After our first dog Max, passed away at almost 15 years of age (he was a pointer/lab mix), I set out to try and find a new companion, and it was going to be a Bluetick Coonhound.  After searching and contacting various people through the internet, I found my boy Jake from a breeder who also hunted his dogs.  Well Jake just wouldn’t have any part of hunting. He wanted to be with his people and none of that nonsense of running in the bush at night chasing raccoons. In fact, he didn't like the rain or getting his feet wet. So long as he was with us and near a food bowl, he was the happiest hound alive!

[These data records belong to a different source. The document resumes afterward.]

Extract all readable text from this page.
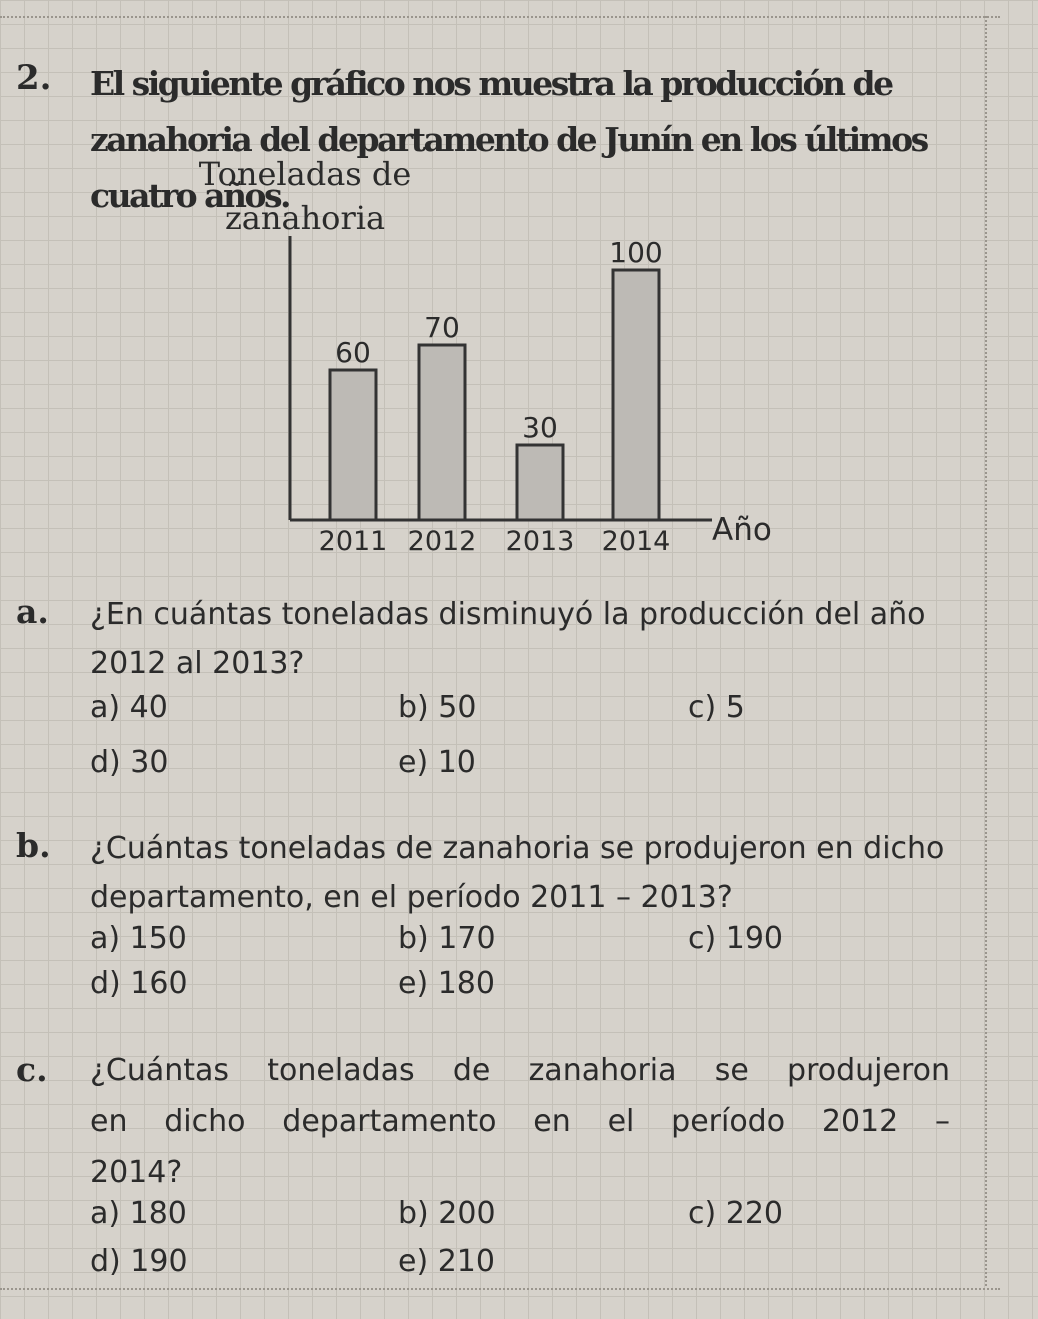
2. El siguiente gráfico nos muestra la producción de zanahoria del departamento de Junín en los últimos cuatro años.
Toneladas de zanahoria
60
70
30
100
2011 2012 2013 2014 Año
a. ¿En cuántas toneladas disminuyó la producción del año 2012 al 2013?
a) 40	b) 50	c) 5
d) 30	e) 10
b. ¿Cuántas toneladas de zanahoria se produjeron en dicho departamento, en el período 2011 – 2013?
a) 150	b) 170	c) 190
d) 160	e) 180
c. ¿Cuántas toneladas de zanahoria se produjeron
en dicho departamento en el período 2012 –
2014?
a) 180	b) 200	c) 220
d) 190	e) 210
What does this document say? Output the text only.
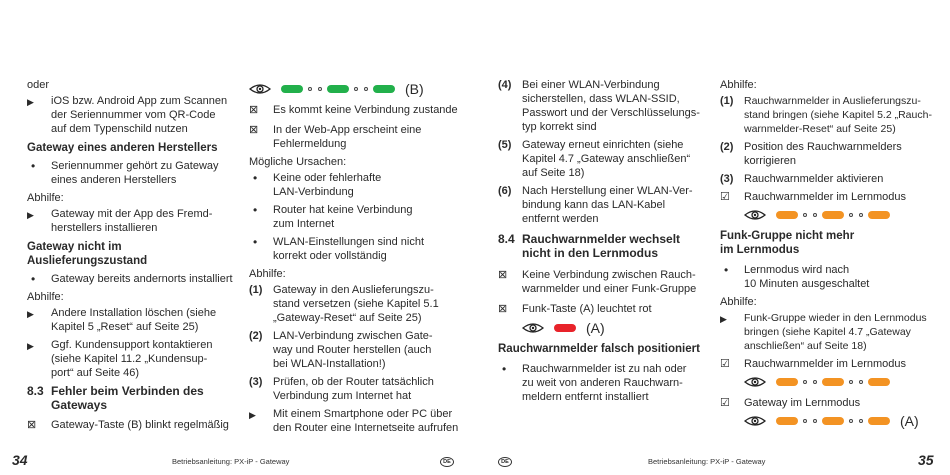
oder
▶ iOS bzw. Android App zum Scannen
der Seriennummer vom QR-Code
auf dem Typenschild nutzen
Gateway eines anderen Herstellers
• Seriennummer gehört zu Gateway
eines anderen Herstellers
Abhilfe:
▶ Gateway mit der App des Fremd-
herstellers installieren
Gateway nicht im Auslieferungszustand
• Gateway bereits andernorts installiert
Abhilfe:
▶ Andere Installation löschen (siehe
Kapitel 5 „Reset“ auf Seite 25)
▶ Ggf. Kundensupport kontaktieren
(siehe Kapitel 11.2 „Kundensup-
port“ auf Seite 46)
8.3 Fehler beim Verbinden des
Gateways
⊠ Gateway-Taste (B) blinkt regelmäßig
(B)
⊠ Es kommt keine Verbindung zustande
⊠ In der Web-App erscheint eine
Fehlermeldung
Mögliche Ursachen:
• Keine oder fehlerhafte
LAN-Verbindung
• Router hat keine Verbindung
zum Internet
• WLAN-Einstellungen sind nicht
korrekt oder vollständig
Abhilfe:
(1) Gateway in den Auslieferungszu-
stand versetzen (siehe Kapitel 5.1
„Gateway-Reset“ auf Seite 25)
(2) LAN-Verbindung zwischen Gate-
way und Router herstellen (auch
bei WLAN-Installation!)
(3) Prüfen, ob der Router tatsächlich
Verbindung zum Internet hat
▶ Mit einem Smartphone oder PC über
den Router eine Internetseite aufrufen
(4) Bei einer WLAN-Verbindung
sicherstellen, dass WLAN-SSID,
Passwort und der Verschlüsselungs-
typ korrekt sind
(5) Gateway erneut einrichten (siehe
Kapitel 4.7 „Gateway anschließen“
auf Seite 18)
(6) Nach Herstellung einer WLAN-Ver-
bindung kann das LAN-Kabel
entfernt werden
8.4 Rauchwarnmelder wechselt
nicht in den Lernmodus
⊠ Keine Verbindung zwischen Rauch-
warnmelder und einer Funk-Gruppe
⊠ Funk-Taste (A) leuchtet rot
(A)
Rauchwarnmelder falsch positioniert
• Rauchwarnmelder ist zu nah oder
zu weit von anderen Rauchwarn-
meldern entfernt installiert
Abhilfe:
(1) Rauchwarnmelder in Auslieferungszu-
stand bringen (siehe Kapitel 5.2 „Rauch-
warnmelder-Reset“ auf Seite 25)
(2) Position des Rauchwarnmelders
korrigieren
(3) Rauchwarnmelder aktivieren
☑ Rauchwarnmelder im Lernmodus
Funk-Gruppe nicht mehr
im Lernmodus
• Lernmodus wird nach
10 Minuten ausgeschaltet
Abhilfe:
▶ Funk-Gruppe wieder in den Lernmodus
bringen (siehe Kapitel 4.7 „Gateway
anschließen“ auf Seite 18)
☑ Rauchwarnmelder im Lernmodus
☑ Gateway im Lernmodus
(A)
34	Betriebsanleitung: PX-iP - Gateway	DE	DE	Betriebsanleitung: PX-iP - Gateway	35
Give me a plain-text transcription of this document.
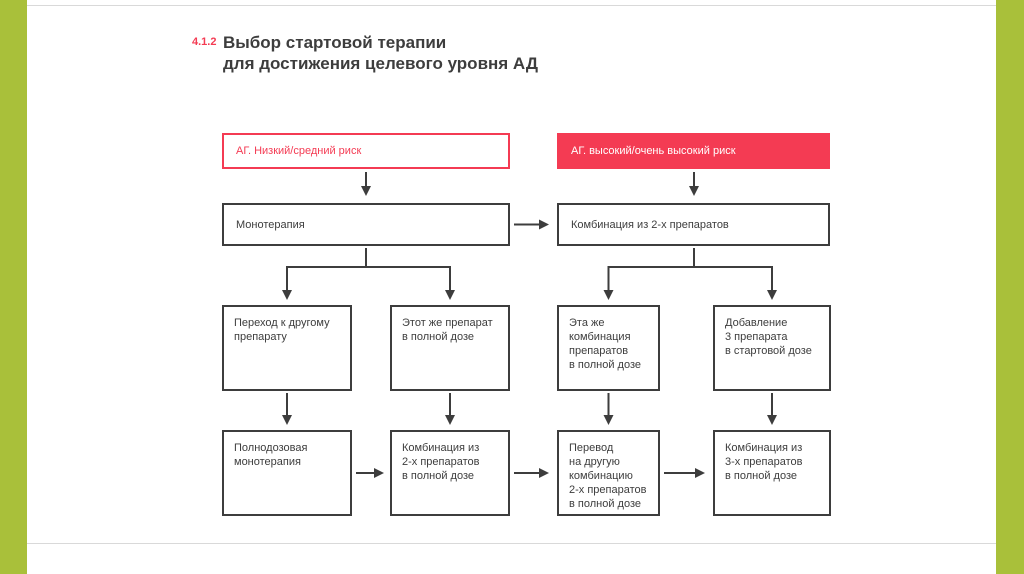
4.1.2 Выбор стартовой терапии
для достижения целевого уровня АД
АГ. Низкий/средний риск	АГ. высокий/очень высокий риск
Монотерапия	Комбинация из 2-х препаратов
Переход к другому
препарату
Этот же препарат
в полной дозе
Эта же
комбинация
препаратов
в полной дозе
Добавление
3 препарата
в стартовой дозе
Полнодозовая
монотерапия
Комбинация из
2-х препаратов
в полной дозе
Перевод
на другую
комбинацию
2-х препаратов
в полной дозе
Комбинация из
3-х препаратов
в полной дозе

I remember bringing home this huge 1 ½ year old, lanky, big dog and thought “oh my god, what have I done!”  But after a couple of days with our new boy I knew he was exactly what I was looking for and he was here to stay. He was an amazing, kind-hearted, lovable, goofy boy who gave me almost 14 years of companionship and love. He was such a special boy he inspired me to want to help more wonderful coonhounds find forever homes.
  
The rescue was started in 2003 and we have saved over 150 coonhounds and bloodhounds. We have two dedicated volunteers, and we spend many tireless hours trying to find foster homes for a homeless hound. We could not do this without our very special foster homes and volunteers.  We are the only Coonhound Rescue in Ontario, Canada.  

My husband and I have three other very special Bluetick Coonhounds, Kink, Nemo & Speckles (pictured), and we usually have a foster hound or two.   I could not imagine life without my coonhounds. If you are looking for that perfect companion, then a coonhound may just be the dog for you.